Students learn to code during Summer Jumpstart despite the distance.
“I’m really new at this coding kind of thing,” shared Esaias, a bright and energetic incoming TAF@Saghalie 6th-grader and Jumpstart participant. “…but I got help from my coding teacher.”
Four months ago, TAF staff were trying to wrap their heads around converting a 12-year-old program into a virtual experience. Yet, last Thursday, over 37 students presented their websites to their virtual class and a handful of presentation guests. It was a remarkable display of brilliance and resilience, to say the least.
Let’s put this in perspective.
Students now have to adapt the same remote working standards as adults of logging into Zoom, sharing screens, sorting out a host of connection issues, balancing collaborative and asynchronous work, and more. These students just matriculated out of fifth-grade.
Some adjustments were required to make Jumpstart possible. We had to think through how we could provide students with the materials and tools necessary to engage in the hands-on-learning. We also had to change the weekly schedule and daily structure to accommodate screen fatigue and overall capacity. Though things looked different, we figured it out. Students picked up STEM kits at the beginning of the program, and we coordinated with the Federal Way Public Schools IT to ensure everyone had a laptop. We were determined to deliver the same robust program as always.
Stephanie Williams, TAF Extended Learning Coordinator, was one of Jumpstart’s leads this year. She helped turn it into an online program and supported student engagement, including the registration process and daily program needs.
“Shifting the in-person program to a virtual format was challenging at first, but we were able to really bring a well-rounded, well-thought-out, exciting experience to the kids,” Williams recounted. “Many of the kids were missing the connection with their friends and teachers, so they really enjoyed that.”

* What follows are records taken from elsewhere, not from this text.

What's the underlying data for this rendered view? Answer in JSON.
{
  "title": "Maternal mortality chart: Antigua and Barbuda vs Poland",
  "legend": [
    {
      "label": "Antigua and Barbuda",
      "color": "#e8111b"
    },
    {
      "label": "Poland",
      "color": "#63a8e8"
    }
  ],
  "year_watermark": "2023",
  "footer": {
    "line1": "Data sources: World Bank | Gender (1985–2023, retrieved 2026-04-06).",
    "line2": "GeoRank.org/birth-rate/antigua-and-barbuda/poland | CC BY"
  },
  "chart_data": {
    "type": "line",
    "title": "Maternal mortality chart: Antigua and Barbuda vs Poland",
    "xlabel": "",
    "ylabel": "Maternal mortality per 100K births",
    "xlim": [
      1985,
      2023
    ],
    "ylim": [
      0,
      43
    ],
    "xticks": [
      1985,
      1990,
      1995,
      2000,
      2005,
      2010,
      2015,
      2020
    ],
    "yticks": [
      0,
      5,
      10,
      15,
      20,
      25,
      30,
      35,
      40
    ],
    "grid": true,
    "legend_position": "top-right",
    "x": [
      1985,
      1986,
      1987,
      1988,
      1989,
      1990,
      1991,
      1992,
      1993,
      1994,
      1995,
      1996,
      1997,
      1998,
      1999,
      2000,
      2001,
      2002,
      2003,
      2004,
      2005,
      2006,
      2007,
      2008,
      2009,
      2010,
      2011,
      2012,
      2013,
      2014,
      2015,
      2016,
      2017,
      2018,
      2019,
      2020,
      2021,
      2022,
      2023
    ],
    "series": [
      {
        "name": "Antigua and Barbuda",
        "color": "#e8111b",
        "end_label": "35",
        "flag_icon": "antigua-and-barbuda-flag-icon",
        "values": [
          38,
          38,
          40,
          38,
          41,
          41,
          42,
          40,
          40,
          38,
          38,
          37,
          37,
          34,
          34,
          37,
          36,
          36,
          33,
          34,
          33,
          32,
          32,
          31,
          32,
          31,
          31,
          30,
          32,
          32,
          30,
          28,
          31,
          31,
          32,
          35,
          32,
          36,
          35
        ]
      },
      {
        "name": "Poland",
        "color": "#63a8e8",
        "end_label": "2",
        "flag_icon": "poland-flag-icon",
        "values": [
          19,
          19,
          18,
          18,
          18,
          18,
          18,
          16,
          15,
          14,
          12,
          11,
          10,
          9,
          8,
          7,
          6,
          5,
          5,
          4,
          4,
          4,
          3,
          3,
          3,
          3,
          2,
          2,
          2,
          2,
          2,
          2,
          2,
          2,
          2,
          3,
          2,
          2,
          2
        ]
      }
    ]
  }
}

TAF@Saghalie’s Jumpstart began in early July and was conducted mainly through Zoom for four weeks. Students learned about four countries — Guatemala, Indonesia, Australia, and France — before creating websites to showcase their acquired knowledge about their cultures. They also used their STEM kits to build items like a bicycle racer and STEM tops.

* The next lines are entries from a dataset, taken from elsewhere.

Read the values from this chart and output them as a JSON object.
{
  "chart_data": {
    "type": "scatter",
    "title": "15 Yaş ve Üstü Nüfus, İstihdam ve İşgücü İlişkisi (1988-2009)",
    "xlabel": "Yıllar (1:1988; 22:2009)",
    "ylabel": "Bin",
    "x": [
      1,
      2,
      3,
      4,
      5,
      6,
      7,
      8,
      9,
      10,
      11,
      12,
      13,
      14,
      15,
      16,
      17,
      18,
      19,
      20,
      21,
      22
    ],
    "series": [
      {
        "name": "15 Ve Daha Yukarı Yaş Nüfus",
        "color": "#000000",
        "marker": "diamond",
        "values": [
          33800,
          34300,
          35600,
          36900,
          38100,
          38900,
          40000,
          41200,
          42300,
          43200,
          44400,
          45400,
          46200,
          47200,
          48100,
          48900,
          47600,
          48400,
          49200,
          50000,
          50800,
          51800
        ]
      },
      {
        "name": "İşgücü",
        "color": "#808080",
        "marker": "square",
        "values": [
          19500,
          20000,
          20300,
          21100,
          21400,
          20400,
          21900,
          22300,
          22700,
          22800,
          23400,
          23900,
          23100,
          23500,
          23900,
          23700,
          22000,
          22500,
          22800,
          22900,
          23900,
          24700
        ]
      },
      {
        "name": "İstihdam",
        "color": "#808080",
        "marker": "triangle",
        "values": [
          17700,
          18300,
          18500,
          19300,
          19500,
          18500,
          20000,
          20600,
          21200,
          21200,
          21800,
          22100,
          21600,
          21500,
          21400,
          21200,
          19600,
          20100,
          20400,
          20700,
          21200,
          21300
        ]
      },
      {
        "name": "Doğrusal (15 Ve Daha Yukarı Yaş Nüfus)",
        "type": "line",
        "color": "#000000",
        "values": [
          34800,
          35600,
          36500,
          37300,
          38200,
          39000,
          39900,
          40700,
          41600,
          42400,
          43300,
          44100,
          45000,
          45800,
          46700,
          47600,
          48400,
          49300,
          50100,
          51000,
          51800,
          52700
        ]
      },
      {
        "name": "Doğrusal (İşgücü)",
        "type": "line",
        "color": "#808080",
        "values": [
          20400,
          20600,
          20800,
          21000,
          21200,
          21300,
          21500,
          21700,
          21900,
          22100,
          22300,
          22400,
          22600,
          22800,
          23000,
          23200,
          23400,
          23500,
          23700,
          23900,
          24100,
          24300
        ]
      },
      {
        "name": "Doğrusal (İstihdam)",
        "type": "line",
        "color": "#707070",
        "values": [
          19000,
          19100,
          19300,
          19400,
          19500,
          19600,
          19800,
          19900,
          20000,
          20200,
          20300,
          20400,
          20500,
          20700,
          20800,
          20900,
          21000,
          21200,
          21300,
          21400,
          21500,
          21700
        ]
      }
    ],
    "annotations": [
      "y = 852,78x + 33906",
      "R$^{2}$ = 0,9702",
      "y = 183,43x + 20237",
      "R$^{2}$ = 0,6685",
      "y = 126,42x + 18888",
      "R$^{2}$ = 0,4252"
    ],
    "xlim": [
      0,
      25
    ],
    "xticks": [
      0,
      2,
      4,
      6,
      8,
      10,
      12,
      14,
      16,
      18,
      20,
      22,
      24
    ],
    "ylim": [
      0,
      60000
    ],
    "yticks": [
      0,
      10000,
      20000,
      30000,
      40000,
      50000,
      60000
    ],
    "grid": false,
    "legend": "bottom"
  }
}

Sixth-grade teachers Ms. May and Mr. Tracey made good use of Zoom’s breakout rooms in which several workshop leaders joined classroom sessions to provide lessons. Students participated in financial literacy lessons led by Bank of America’s Financial Beginnings program. They also learned coding fundamentals from TAF Teacher Scientist Partnership (TSP) Program Manager Michelle Oliver and volunteer professionals from Amazon and Google.
“When I first started with the kids that first week, I asked if any of the kids had done any coding at all,” Oliver shared. “Some of them had, but only on Scratch which is block code. So basically, all of the kids started from ground zero, learning not only about structure and content but also about the fundamentals of how to create the framework of the website while also adding multiple CSS and HTML tags — all from scratch.”

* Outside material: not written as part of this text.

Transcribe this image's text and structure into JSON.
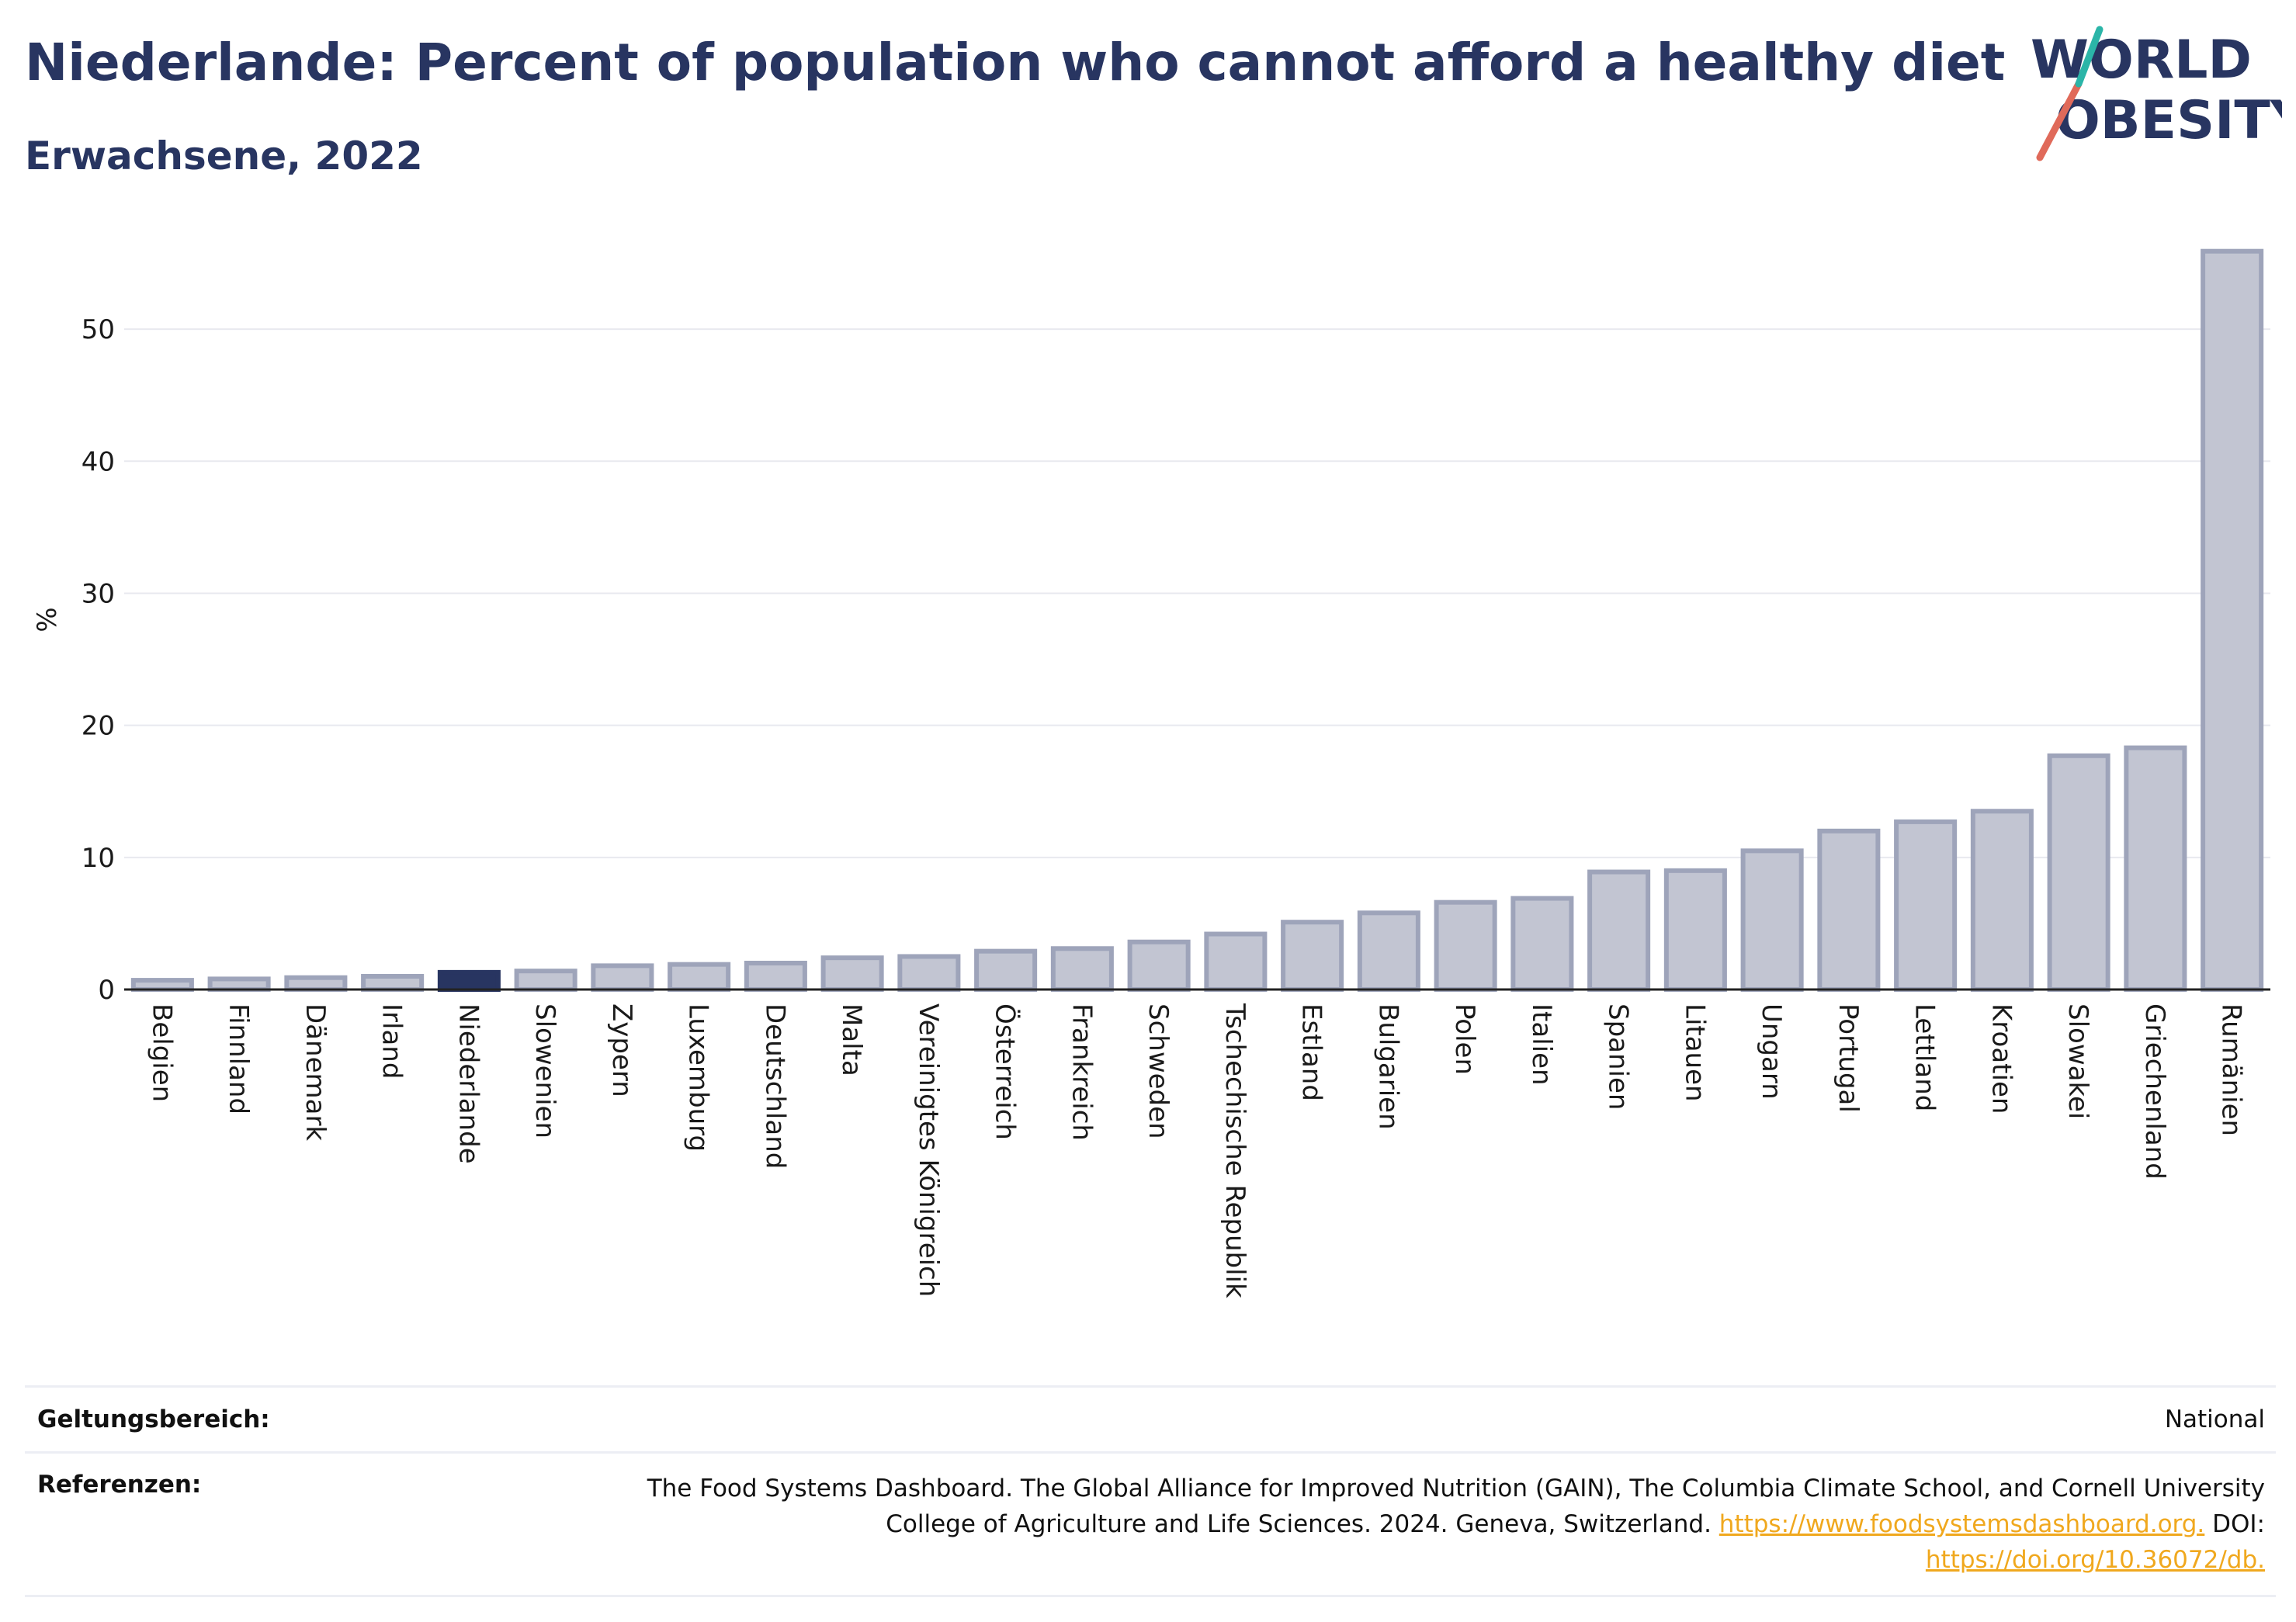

“They did such a good job! You could see when they were grasping it when they began putting in some humor.”
Teacher Scientist Partnership (TSP) Program Manager, TAF
Thursday’s presentations were a victory with 100% student participation. Students sported Jumpstart program t-shirts, shared favorite creations from their STEM kit, provided an overview of one of the countries they studied and shared their screens to display the website they created and their code. Some parents made an on-screen appearance to support their child and beamed with pride while their students presented. Lastly, teachers praised the participants for their effort, perseverance, and ability to have fun.
“They did such a good job! You could see when they were grasping it when they began putting in some humor,” Oliver said with satisfaction. “One of the kids, August, even did an advanced image tag that included a squawking rooster while using ordered and unordered HTML list tags. It was super cute!”
“My favorite thing about Jumpstart was meeting new people and the teachers I might have next year,” Jaylyn, an incoming 6th-grader, reflected. “My favorite thing was completing my website, meeting new people, and playing games,” Michael shared. Another student shared his most significant success as making the code work on his website, saying, “I was proud of that.”
“Many of the kids expressed that they enjoyed coding and stem kits,” Williams shared when asked about the program’s success. “Kids learned new skills that will carry them into the school year.”